Zapaść cenowa na ogórkach z Ukrainy. Efekt widać już w Polsce
Szklarnie na Ukrainie sprzedawały w na koniec ostatniego tygodnia ogórki po 20-60 hrywien za kg, czyli po 0,51-1,52 dol. To średnio o 28 proc. taniej niż na koniec ostatniego tygodnia roboczego — podają analitycy ukraińskiego instytutu EastFruit. W Polsce podobny ruch nastąpił dopiero w tym tygodniu, na co wpłynęły ceny importowe.
"Należy zauważyć, że przedstawiciele roślin szklarniowych za główną przyczynę spadkowej tendencji cen uważają sezonowy wzrost podaży tych produktów w warunkach raczej niskiego popytu" — pisze ukraiński serwis Unian.
Według operatorów rynku próbki ogórków w szklarniach były stabilne i w wystarczających ilościach, przez co podaż wzrosła, a jednocześnie pogorszył się popyt w porównaniu z tygodniem poprzednim.
Dalszy ciąg tekstu pod materiałem wideo
"Sprzedawcy zmuszeni byli zrewidować ceny sprzedaży w dół, aby aktywować tempo sprzedaży i uniknąć gromadzenia się dużych wolumenów niesprzedanych produktów w magazynach" – czytamy w raporcie. Analitycy zauważyli także, że obecnie ogórki szklarniowe na Ukrainie kosztują już średnio o 57 proc. taniej niż w połowie maja 2023 r.
Polskie ogórki też tanieją
Sytuacja w szklarniach ukraińskich przełożyła się natychmiast na ceny ogórków w Polsce. O ile na rynku hurtowym w Broniszach rok temu ogórków importowanych nie było, to w bieżącym roku już są i to po średnio 4,75 zł za kilogram.

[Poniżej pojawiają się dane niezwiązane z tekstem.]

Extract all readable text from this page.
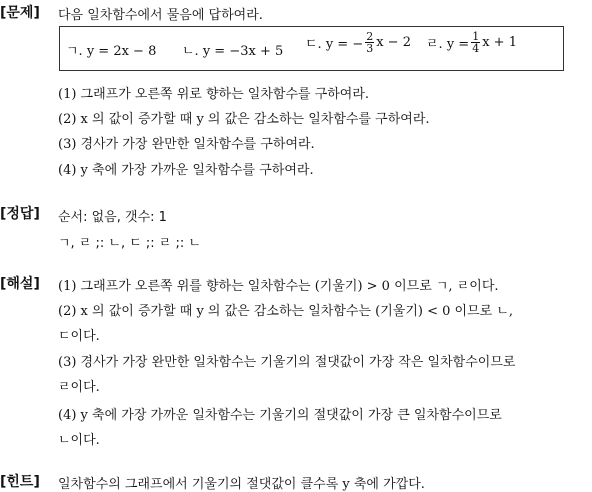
[문제] 다음 일차함수에서 물음에 답하여라.
ㄱ. y = 2x − 8 ㄴ. y = −3x + 5 ㄷ. y = − $\frac{2}{3}$ x − 2 ㄹ. $y = \frac{1}{4}$ x + 1
(1) 그래프가 오른쪽 위로 향하는 일차함수를 구하여라.
(2) x 의 값이 증가할 때 y 의 값은 감소하는 일차함수를 구하여라.
(3) 경사가 가장 완만한 일차함수를 구하여라.
(4) y 축에 가장 가까운 일차함수를 구하여라.
[정답] 순서: 없음, 갯수: 1
ㄱ, ㄹ ;: ㄴ, ㄷ ;: ㄹ ;: ㄴ
[해설] (1) 그래프가 오른쪽 위를 향하는 일차함수는 (기울기) > 0 이므로 ㄱ, ㄹ이다.
(2) x 의 값이 증가할 때 y 의 값은 감소하는 일차함수는 (기울기) < 0 이므로 ㄴ,
ㄷ이다.
(3) 경사가 가장 완만한 일차함수는 기울기의 절댓값이 가장 작은 일차함수이므로
ㄹ이다.
(4) y 축에 가장 가까운 일차함수는 기울기의 절댓값이 가장 큰 일차함수이므로
ㄴ이다.
[힌트] 일차함수의 그래프에서 기울기의 절댓값이 클수록 y 축에 가깝다.
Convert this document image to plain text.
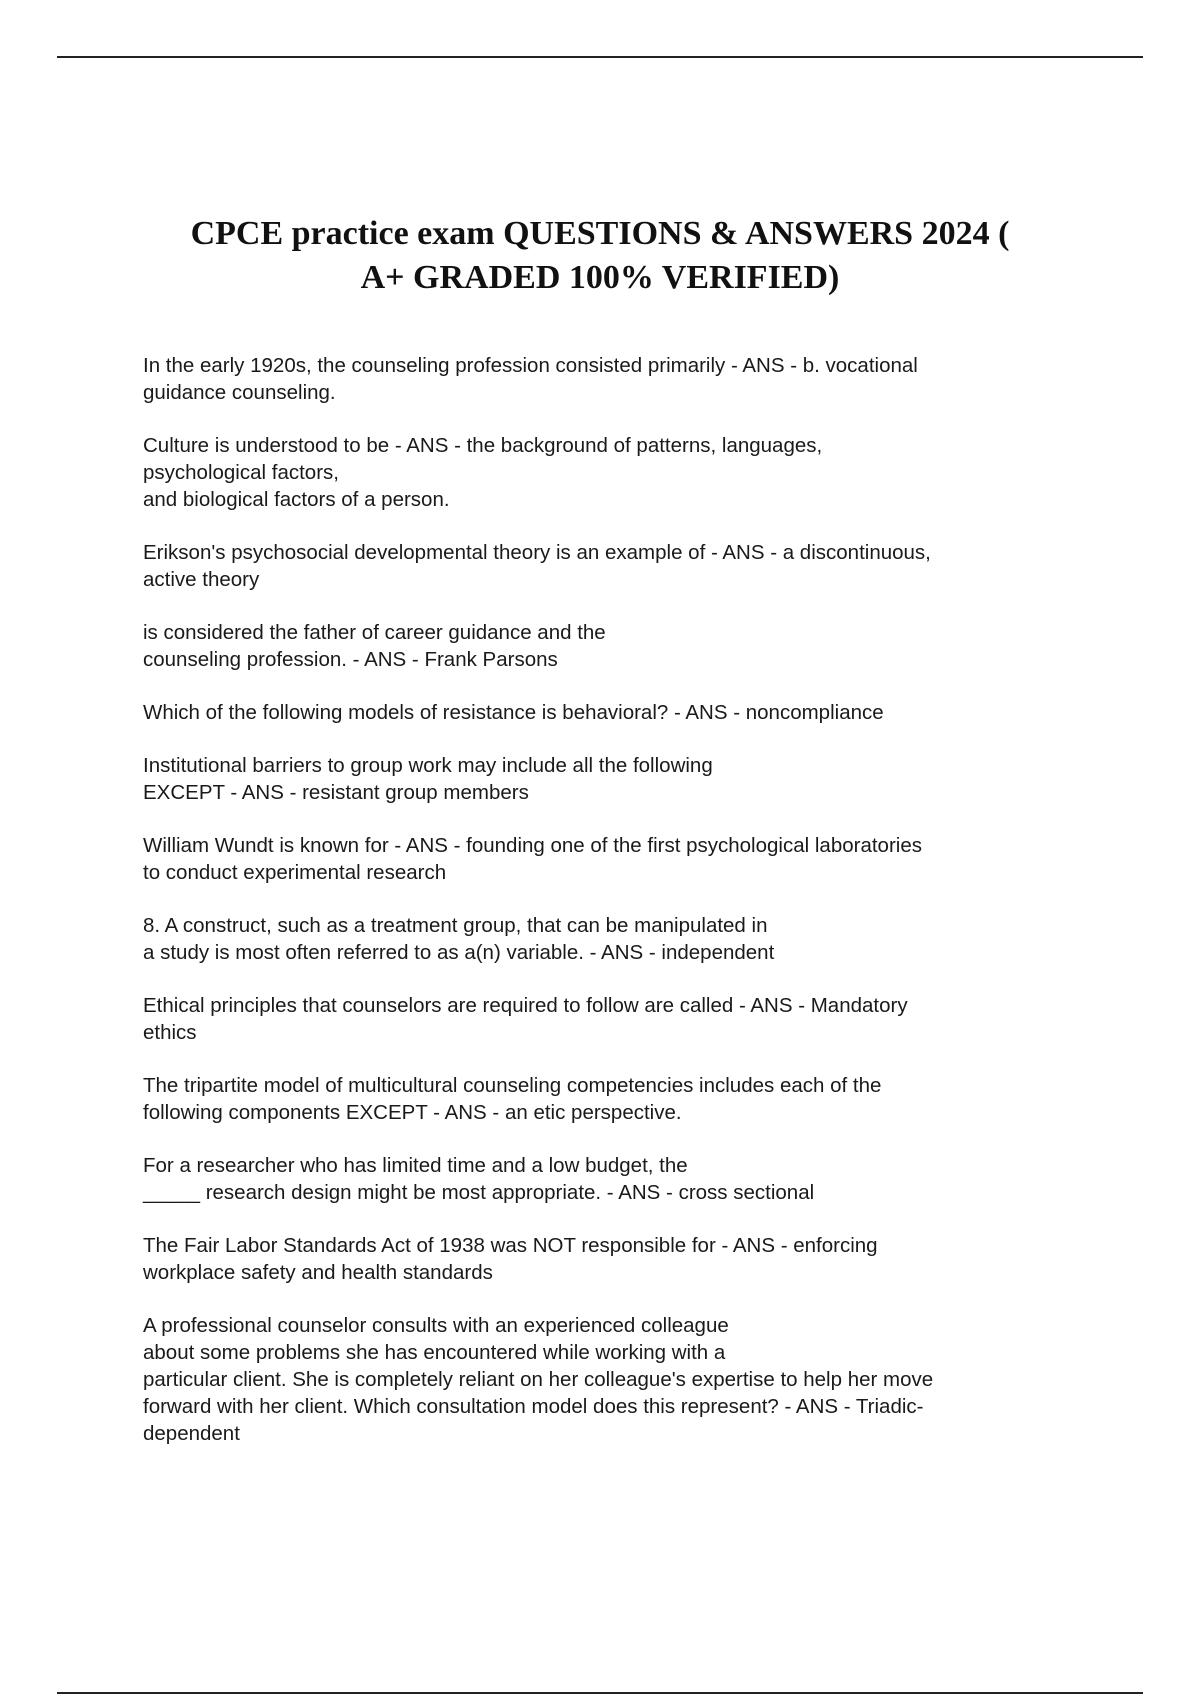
CPCE practice exam QUESTIONS & ANSWERS 2024 (
A+ GRADED 100% VERIFIED)
In the early 1920s, the counseling profession consisted primarily - ANS - b. vocational
guidance counseling.
Culture is understood to be - ANS - the background of patterns, languages,
psychological factors,
and biological factors of a person.
Erikson's psychosocial developmental theory is an example of - ANS - a discontinuous,
active theory
is considered the father of career guidance and the
counseling profession. - ANS - Frank Parsons
Which of the following models of resistance is behavioral? - ANS - noncompliance
Institutional barriers to group work may include all the following
EXCEPT - ANS - resistant group members
William Wundt is known for - ANS - founding one of the first psychological laboratories
to conduct experimental research
8. A construct, such as a treatment group, that can be manipulated in
a study is most often referred to as a(n) variable. - ANS - independent
Ethical principles that counselors are required to follow are called - ANS - Mandatory
ethics
The tripartite model of multicultural counseling competencies includes each of the
following components EXCEPT - ANS - an etic perspective.
For a researcher who has limited time and a low budget, the
_____ research design might be most appropriate. - ANS - cross sectional
The Fair Labor Standards Act of 1938 was NOT responsible for - ANS - enforcing
workplace safety and health standards
A professional counselor consults with an experienced colleague
about some problems she has encountered while working with a
particular client. She is completely reliant on her colleague's expertise to help her move
forward with her client. Which consultation model does this represent? - ANS - Triadic-
dependent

Czytaj dalej: Co dalej z cenami warzyw? Sytuacja na rynku się zmienia
To odbiło się na cenach ogórków krajowych. Cena gruntowych spadła w porównaniu z piątkiem o 33 proc. do 6 zł.
Serwis Unian wskazuje też, że rosła na Ukrainie cena marchwi i w piątek to o aż 26 proc. tydzień do tygodnia. Według analityków ceny warzyw ze starych zbiorów rosły, ale jednocześnie spadały tych ze zbiorów tegorocznych.
Polska marchew jest tańsza od importowanej, bo kosztuje 2,75 zł w porównaniu z 3,85 zł za kg tej z importu. W porównaniu z ub. tygodniem cena się nie zmieniła, a rok do roku jest niższa o 45 proc.